Mi psiquiatra me ha recetado, para solucionar mi fobia, el confesar mi vergonzoso secreto en su ámbito.
Así que pese a que no podré miraros a la cara en las concentraciones, aunque no podré entrar con mi típico aire de suficiencia en los bares de carretera, mi secreto tanto tiempo ocultado debo de contároslo a vosotros, moteros:
Yo fui pulido por la leyenda, por el innombrable, por ese motorista anónimo al que todos en la provincia conocíamos como “El Figura”
Mis comienzos en el trail se remontan al pueblo, cuando ni siquiera tenía carné: una típica todo-terreno española tirada en el granero del vecino de mis padres. Ella, verano tras verano, me enseñó a domesticar su motor dos tiempos, a derrapar para entrar en las curvas, a saltar, mecánica…
Pero claro, un tío de “capi” como yo, acabó con moto deportiva en un moto-club de carretera. Y, como todos saben, me convertí en el mejor de los puertos de montaña. No había color. No me importaba la carretera, no me importaban las motos de los rivales: yo siempre el número uno, con diferencia.
Pero pasó algo sorprendente. En una concentración (donde, claro, yo era el que más kilómetros tenía) conocí a un menda que vino con una trail bicilíndrica llena de barro y polvo “-he venido por carretera y pistas de montaña, me lo he pasado genial” me dijo. De ahí surgió un vuelta, y de ahí… lo que me costó venderle a mi vecino mi RR –pobre pardillo, con la quemada que la tenía… pero es que siempre babeaba con ella- y hacerme con el último modelo trail: bicilíndrica de muchos cv, menos de 200kg, suspensiones largas de calidad… vamos, una máquina temible tanto en lo negro como en lo marrón.
Con esa trail mis manos, en asfalto seguía inflingiendo duros correctivos a toda moto que osaba rodar donde yo… divertidísimo ver la cara que ponían “los RR”. Cuando conseguí conocer un grupo de traileros que rodaban rápido, no tardé en ser el líder de la manada. Ni con motos iguales, ni con ligeras endu-trail. Nadie me aguantaba unos minutos. Daba igual si el camino era de tierra dura, o barro, o arena, o grava. En subida, en temibles bajadas, vadeando ríos. Todos a ver alejarse mi matrícula.
Pero un día ocurrió…
Salí en solitario una mañana entre semana a pistear un rato y, de repente, le vi.

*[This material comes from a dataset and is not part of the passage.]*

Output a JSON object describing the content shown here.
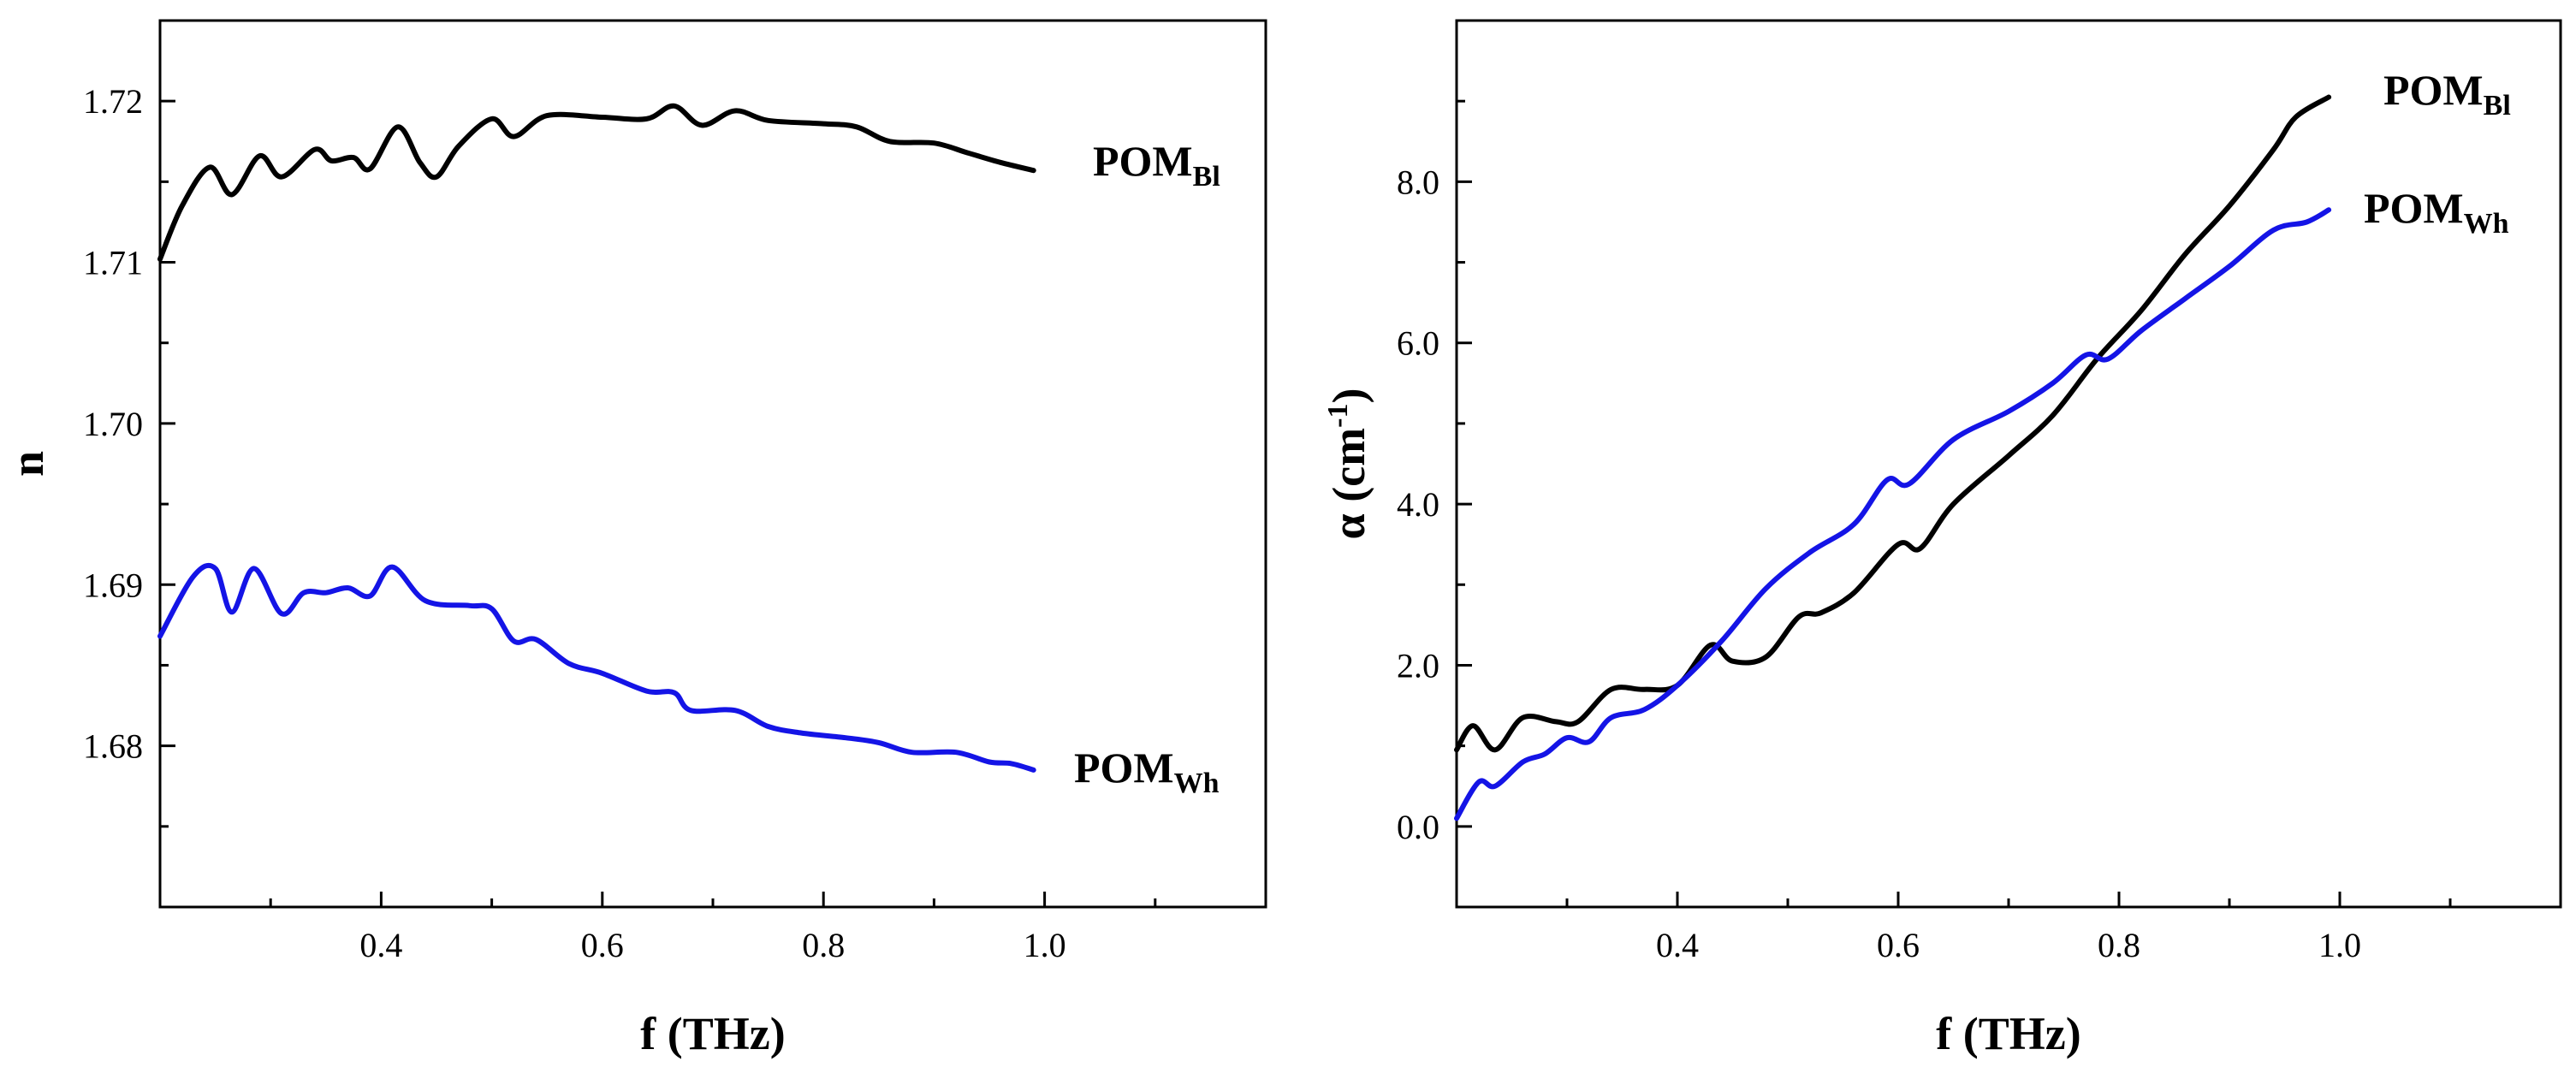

Su figura, su porte, era como contaban moteros cabizbajos de mirada perdida en los bares mientras almorzaban: gordo, chaparro, con más de cuarenta años seguro, con viejas y maltratadas botas de hebillas, pantalones descoloridos, chaqueta más o menos similar, casco que tenía pinta de haber sido utilizado para jugar a rugby, y agujereados guantes de ferretería.
Su moto no era mucho mejor. Una vieja trail monocilíndrica de aire, con cortas suspensiones, plásticos destrozados en mil salidas, neumáticos con apenas tacos dignos de ese nombre.
Le acompañaba un joven impecablemente vestido, un novato de la moto de montaña, seguro. “El Figura” estaba comentándole algo, con toscos gestos, posiblemente aconsejándole, cuando al escuchar el sonido de mis dos silenciosos, me miró.
Me miró y, de una forma sutil pero evidente, sonrió.